Today's opener consists of a dozen simple percentage problems. As students continue to brush up on their percentage skills, the main purpose of these problems is to show them that it's not always best to rush to use a calculator - or at least to rush to use the percentage algorithm. When we're finding a percentage of a multiple of 100, it's best just to think of it as a multiplication problem. When we're finding 10%, 50% or 25% of a number, it can save time to just divide by 10, 2 or 4.

In a message aimed particularly at students who have already done well on Percentage Practice #1, but want to get faster in order to accomplish more, I say that this will help.

30 minutes

Here is Part 3 of the "Where Does My Stuff Come From?" Project. As I describe in this narrative video, students work in groups to disaggregate their data by using a two-way frequency table, which will allow them to see associations between the countries that make the stuff we buy, and kinds of stuff produced by each of those countries.

This analysis may turn out to be a little messy, but that's part of the experience that I want my students to have. To spend two days poring over the numbers, trying to figure out what's going on within the data gives students a feel for why more efficient tools have been invented. In particular, I'm talking about statistical and algebraic structures that allow us to organize and generalize information, and about the computing tools that make it easier to gather and analyze data. I will refer back to this work frequently as the year proceeds.

There are two particular reactions that my students may have about this work. Some students are relieved to have such a conceptually straightforward task to complete - for the second consecutive day, this is essentially a counting exercise. This is an opportunity for such students to be successful and to gain confidence in this class moving forward. A subset of these students do benefit from the applied practice on simple arithmetic. I try to question such students in ways that will get them to think a little more deeply about the data with which they're working.

Other students see this as a rather tedious assignment and ask why we didn't just skip over Part 2, and straight to this part of the project. Indeed, when I've done this project with older students, that's exactly what I do, and I might consider ways to allow my more advance 9th grade students to skip from Part 1 to Part 3 in the future. But on the other hand, I do feel that the attention to detail, the group collaboration, and the practice with percentages offered by the sequence is worth the two class periods that it takes. These students have a point, and they deserve that acknowledgement. I tell them that this part won't take too long, that I'm glad they got the practice, and that this is probably as close as I'll come to giving them busy work this year.

8 minutes

To close today's class, I join in on the data collection and summarizing.
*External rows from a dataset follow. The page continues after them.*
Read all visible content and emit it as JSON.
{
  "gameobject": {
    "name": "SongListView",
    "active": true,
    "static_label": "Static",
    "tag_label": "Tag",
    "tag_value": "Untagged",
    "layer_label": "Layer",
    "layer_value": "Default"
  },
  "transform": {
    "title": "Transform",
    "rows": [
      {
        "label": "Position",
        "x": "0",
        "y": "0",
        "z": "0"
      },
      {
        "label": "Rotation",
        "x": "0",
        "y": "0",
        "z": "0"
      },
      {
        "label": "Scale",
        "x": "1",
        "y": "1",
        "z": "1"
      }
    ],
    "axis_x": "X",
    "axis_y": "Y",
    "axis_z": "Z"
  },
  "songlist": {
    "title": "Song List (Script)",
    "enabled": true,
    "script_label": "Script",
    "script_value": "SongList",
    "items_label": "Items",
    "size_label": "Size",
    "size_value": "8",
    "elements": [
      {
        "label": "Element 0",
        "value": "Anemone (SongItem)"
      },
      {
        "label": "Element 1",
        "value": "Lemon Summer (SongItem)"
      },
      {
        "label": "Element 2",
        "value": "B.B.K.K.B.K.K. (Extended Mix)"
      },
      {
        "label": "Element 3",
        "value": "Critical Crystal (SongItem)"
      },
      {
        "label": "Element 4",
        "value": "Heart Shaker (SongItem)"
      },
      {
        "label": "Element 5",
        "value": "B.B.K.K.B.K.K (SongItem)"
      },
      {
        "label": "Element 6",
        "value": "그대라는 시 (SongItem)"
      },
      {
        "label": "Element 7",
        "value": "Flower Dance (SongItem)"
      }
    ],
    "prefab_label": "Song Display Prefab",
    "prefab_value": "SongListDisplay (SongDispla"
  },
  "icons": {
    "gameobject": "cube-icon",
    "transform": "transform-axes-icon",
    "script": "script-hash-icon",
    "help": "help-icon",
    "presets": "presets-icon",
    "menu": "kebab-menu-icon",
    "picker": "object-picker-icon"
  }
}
As each group completes their work on the front of Part 3 of the project, they see that on the back, the task is to gather the results of this project for the entire class. "Don't worry," I tell them, "you've done a lot of the work so far - now you get to hand it off to me to finish up."

Projected on the front board, I have an Excel spreadsheet ready to go with columns for country names, each of the four categories, and the total, and I ask for a volunteer from each group to read their data aloud as soon as the group is done. As they do, I record it publicly. Once a group shares their own data with me, they're naturally invested in seeing what other groups have to share. Group by group, the data goes up, and as that happens we engage in impromptu conversations about the similarities, differences, what surprised us, and what does not about the data. We might have a little geography lesson, when students ask where a certain country is. We might begin to speculate about the reasons that the data looks like it does. We might wonder how accurate this data is on a larger scale. I love these unstructured moments that follow work on a task, in which we can just see where the conversation goes. It gives me the chance to get to my students better as they express their natural curiosity.

Additionally, Excel is brand new to many of my students. They're going to use it for themselves later in this course, but in order to introduce them to the program, I take this opportunity just to navigate the program for all to see, so it's not completely foreign when it becomes their turn to use the software. As we go, I'll demonstrate how to sum rows and columns, and this is always enough to convince the kids that this is probably a tool worth knowing how to use, especially after the nitty-gritty work in which they were just engaged.

Here is an example of the results for a whole class. There are all sorts of reasons that we might question the validity of this data, but it is *our data*, and as we look at together, I express some awe and I make that point to students. In this course, we're not delving too deeply into statistical methods, but in the next part of the project, we will get to compare what we've done here to some world trade data.